“Persephone Books reprints neglected classics by C20th (mostly women) writers. Each one in our collection of 96 books is intelligent, thought-provoking and beautifully written.”
As you know I love to sit in my boudoir reading. Some of you may have noticed the uniform grey bindings of the books on the shelves just behind my chair.
Persephone Books produce the most beautiful books, ever – totally thought through with care from beginning to end – from the simple grey covers to the endpapers to the quality paper and print to the Forewords and Afterwords written by well-known authors and others relevant to each book’s content or its provenance.
Each book comes complete with its own bookmark.
As long as you keep buying the books – is that a problem? – they send out a lovely printed newsletter “The Persephone Biannually” free of charge twice a year. In the past it was “The Persephone Quarterly” and so I have to wait a bit longer these days for my new copy to arrive – Spring/Summer in April and Autumn/Winter in October. The Biannually is always accompanied by a new bookmark.
If you request a copy they’ll also send you their latest annual catalogue. Generally this is published to coincide with the Autumn/Winter magazine.
The publishers operate from their own shop premises in Lambs Conduit Street in Bloomsbury which are a delight to visit. Besides their own books they sell copies of the 50 books which they wish they had or wish they could publish and a selection of relevant secondhand titles too. Besides books there are some household textiles, some pottery, cards, postcards and their notebook for sale.
Not all of the books are fiction – there’s some cookery, a gardening book, a book about The Sack of Bath in the 1960s, personal memoirs, biography. I certainly don’t have them all. Books can be ordered online, bought from the shop and from good booksellers. For a small extra payment they’ll gift wrap any book. They make perfect presents.
To keep your interest, just in case it is beginning to wane between book publications, you can sign up for an online Persephone Post to drop into your Inbox every day – mine arrives about 9pm each evening. There is also an online book group forum with a new book under discussion each month and you can receive email offers occasionally.
Then there are the real live discussions, talks, films, tea parties and book groups – usually held in London but they have been known sometimes to travel out of town – even as far as Scotland – and once they even went to New York – to promote their wares and meet their customers.
And what’s best about them is that it was through them that I joined my lovely online reading group of friends around the world in 2004. I have met many of the members, mainly in the UK and mainly in London but also in Stratford upon Avon, Edinburgh, Berlin, Potsdam, Chicago and Massachusetts!
What’s my next Persephone read? In the new year I’ll be reading, along with the group, the latest Dorothy Whipple book to be republished in a smart grey cover – Greenbanks PB95. I already had an ‘original’ copy of the book!
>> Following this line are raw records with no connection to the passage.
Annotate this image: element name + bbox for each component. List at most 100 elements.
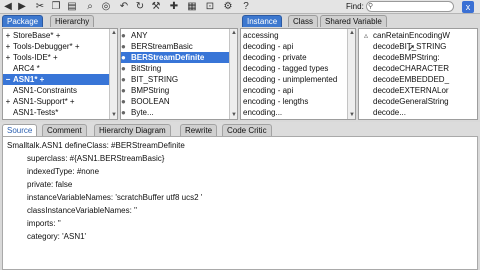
code-line: classInstanceVariableNames: '' [27, 206, 138, 215]
tab-hierarchy-diagram[interactable]: Hierarchy Diagram [94, 124, 171, 136]
source-tab-bar: Source Comment Hierarchy Diagram Rewrite… [0, 122, 480, 136]
lock-icon[interactable]: ⊡ [204, 1, 216, 13]
source-code-editor[interactable]: Smalltalk.ASN1 defineClass: #BERStreamDe… [2, 136, 478, 270]
method-item[interactable]: decode... [359, 107, 477, 118]
protocol-item[interactable]: decoding - tagged types [241, 63, 355, 74]
find-field[interactable]: ⚲ [366, 1, 455, 12]
protocol-item[interactable]: encoding - lengths [241, 96, 355, 107]
arrow-right-icon[interactable]: ▶ [16, 1, 28, 13]
protocol-item[interactable]: encoding... [241, 107, 355, 118]
new-icon[interactable]: ✚ [168, 1, 180, 13]
class-icon: ● [121, 75, 126, 84]
tab-comment[interactable]: Comment [42, 124, 87, 136]
tab-hierarchy[interactable]: Hierarchy [50, 15, 95, 27]
class-icon: ● [121, 31, 126, 40]
code-line: Smalltalk.ASN1 defineClass: #BERStreamDe… [7, 141, 185, 150]
class-item-selected[interactable]: ● BERStreamDefinite [121, 52, 237, 63]
tab-rewrite[interactable]: Rewrite [180, 124, 218, 136]
package-list[interactable]: + StoreBase* + + Tools-Debugger* + + Tools-… [2, 28, 118, 120]
code-line: instanceVariableNames: 'scratchBuffer ut… [27, 193, 203, 202]
method-item[interactable]: decodeBMPString: [359, 52, 477, 63]
find-input[interactable] [375, 3, 455, 12]
package-item[interactable]: + Tools-IDE* + [3, 52, 117, 63]
method-item[interactable]: decodeBIT_STRING [359, 41, 477, 52]
class-icon: ● [121, 86, 126, 95]
method-item[interactable]: ▵ canRetainEncodingW [359, 30, 477, 41]
class-item[interactable]: ● BitString [121, 63, 237, 74]
scissors-icon[interactable]: ✂ [34, 1, 46, 13]
package-item[interactable]: ASN1-Tests* [3, 107, 117, 118]
class-item[interactable]: ● BOOLEAN [121, 96, 237, 107]
copy-icon[interactable]: ❐ [50, 1, 62, 13]
protocol-item[interactable]: decoding - unimplemented [241, 74, 355, 85]
class-item[interactable]: ● BMPString [121, 85, 237, 96]
expand-icon[interactable]: + [3, 41, 13, 52]
class-list[interactable]: ● ANY ● BERStreamBasic ● BERStreamDefinite … [120, 28, 238, 120]
class-icon: ● [121, 42, 126, 51]
class-icon: ● [121, 53, 126, 62]
toolbar: ◀ ▶ ✂ ❐ ▤ ⌕ ◎ ↶ ↻ ⚒ ✚ ▦ ⊡ ⚙ ? Find: ⚲ x [0, 0, 480, 14]
tool-icon[interactable]: ⚒ [150, 1, 162, 13]
package-item[interactable]: ASN1-Constraints [3, 85, 117, 96]
protocol-item[interactable]: encoding - api [241, 85, 355, 96]
tab-code-critic[interactable]: Code Critic [222, 124, 272, 136]
undo-icon[interactable]: ↶ [118, 1, 130, 13]
find-icon[interactable]: ◎ [100, 1, 112, 13]
package-item-selected[interactable]: − ASN1* + [3, 74, 117, 85]
paste-icon[interactable]: ▤ [66, 1, 78, 13]
class-item[interactable]: ● Byte... [121, 107, 237, 118]
package-item[interactable]: + ASN1-Support* + [3, 96, 117, 107]
help-icon[interactable]: ? [240, 1, 252, 13]
close-button[interactable]: x [462, 1, 474, 13]
tab-shared-variable[interactable]: Shared Variable [320, 15, 387, 27]
package-scrollbar[interactable]: ▲ ▼ [109, 29, 117, 119]
code-line: indexedType: #none [27, 167, 100, 176]
code-line: private: false [27, 180, 73, 189]
method-item[interactable]: decodeEXTERNALor [359, 85, 477, 96]
tab-source[interactable]: Source [2, 124, 38, 136]
code-line: category: 'ASN1' [27, 232, 87, 241]
method-item[interactable]: decodeEMBEDDED_ [359, 74, 477, 85]
expand-icon[interactable]: + [3, 96, 13, 107]
protocol-item[interactable]: accessing [241, 30, 355, 41]
class-icon: ● [121, 108, 126, 117]
class-icon: ● [121, 64, 126, 73]
package-item[interactable]: + StoreBase* + [3, 30, 117, 41]
class-item[interactable]: ● ANY [121, 30, 237, 41]
expand-icon[interactable]: − [3, 74, 13, 85]
protocol-item[interactable]: decoding - private [241, 52, 355, 63]
scroll-up-icon[interactable]: ▲ [230, 29, 237, 37]
method-icon: ▵ [363, 31, 368, 40]
magnifier-icon: ⚲ [368, 3, 374, 10]
protocol-item[interactable]: decoding - api [241, 41, 355, 52]
package-item[interactable]: + Tools-Debugger* + [3, 41, 117, 52]
tab-class[interactable]: Class [288, 15, 319, 27]
method-item[interactable]: decodeGeneralString [359, 96, 477, 107]
class-item[interactable]: ● BIT_STRING [121, 74, 237, 85]
refresh-icon[interactable]: ↻ [134, 1, 146, 13]
class-scrollbar[interactable]: ▲ ▼ [229, 29, 237, 119]
scroll-up-icon[interactable]: ▲ [110, 29, 117, 37]
tab-instance[interactable]: Instance [242, 15, 283, 27]
class-icon: ● [121, 97, 126, 106]
search-icon[interactable]: ⌕ [84, 1, 96, 13]
mouse-cursor-icon: ➚ [407, 43, 416, 54]
class-item[interactable]: ● BERStreamBasic [121, 41, 237, 52]
protocol-list[interactable]: accessing decoding - api decoding - priv… [240, 28, 356, 120]
code-line: imports: '' [27, 219, 61, 228]
package-item[interactable]: ARC4 * [3, 63, 117, 74]
protocol-scrollbar[interactable]: ▲ ▼ [347, 29, 355, 119]
arrow-left-icon[interactable]: ◀ [2, 1, 14, 13]
tab-package[interactable]: Package [2, 15, 44, 27]
method-item[interactable]: decodeCHARACTER [359, 63, 477, 74]
scroll-down-icon[interactable]: ▼ [230, 111, 237, 119]
scroll-down-icon[interactable]: ▼ [348, 111, 355, 119]
scroll-down-icon[interactable]: ▼ [110, 111, 117, 119]
expand-icon[interactable]: + [3, 52, 13, 63]
scroll-up-icon[interactable]: ▲ [348, 29, 355, 37]
browse-icon[interactable]: ▦ [186, 1, 198, 13]
expand-icon[interactable]: + [3, 30, 13, 41]
code-line: superclass: #{ASN1.BERStreamBasic} [27, 154, 165, 163]
method-list[interactable]: ▵ canRetainEncodingW decodeBIT_STRING dec… [358, 28, 478, 120]
gear-icon[interactable]: ⚙ [222, 1, 234, 13]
Lovely post, Barbara! We have much to thank Persephone for, don’t we? Not only the books, by any means. I pretty much have my DPhil to thank them for, let alone all the lovely friends I’ve made!
Thank you, Simon. Yes we do! Good luck and thanks for visiting!
This lovely post was very timely for me as yesterday when I read it I was feeling sorry that at a very late stage I hadn’t been able to get to the Persephone Open Day on that very day. Persephone Books are one of the delights of my now three year ‘retirement’. It has also taken me to hugely enjoyable book blogs – eg Jane Brockett, Dove Grey Reader, Book Snob and not forgetting Stuck in a Book of course!
The latest one I’ve come to has been yours and it’s funny because it usually resonates with me in a more personal way eg. I already really, really wanted to go to FM-B exhibition before your post was up, the Geffrye Museum I go every year to the Christmas Past Exhibition and Friends Christmas party, the pile of books on the restaurant table there, with ‘ Interpreters’ on the top of the pile I know the author from way back and I love the walking reminders of my beloved Yorkshire. So thank you MiLady……!
Ann, welcome and what a lovely, lovely comment. Thank you for visiting. So there are more kindred spirits out there than I had expected. I’m sorry you missed the Persephone Party yesterday but there will be more and maybe we’ll be at the same event one day.
Christmas and Persephone forever linked in mind for that wonderful surprise of 6 gift wrapped books from my family as a congrats for getting my OU English degree. BH saw a piece in the paper, rang Nicola and had asked her to choose them, so my first was A Far Cry. Ten years ago now and been reading and loving them ever since. I always choose a lovely book to curl up with on Boxing Day and this year it is Greenbanks, so looking forward to it.
The Christmas connection was totally unintentional on my part. I guess we fans all have our ‘First Time We Heard of Persephone’ memory. My first read was also A Far Cry and I wasn’t that keen but the other two Greenery Street and Little Boy Lost won me over totally! Then I read in the Quarterly that an enterprising attendee from the first Persephone Conference in Cambridge had started an online discussion group – and I have never looked back! Thank you (again).
First Persephones are always fascinating, I think I read The Making of a Marchioness next and there was surely an early Whipple plus Lettice Delmer,less well-known but I remember enjoying it. It’s true, they have given us something very memorable along with special friendships too.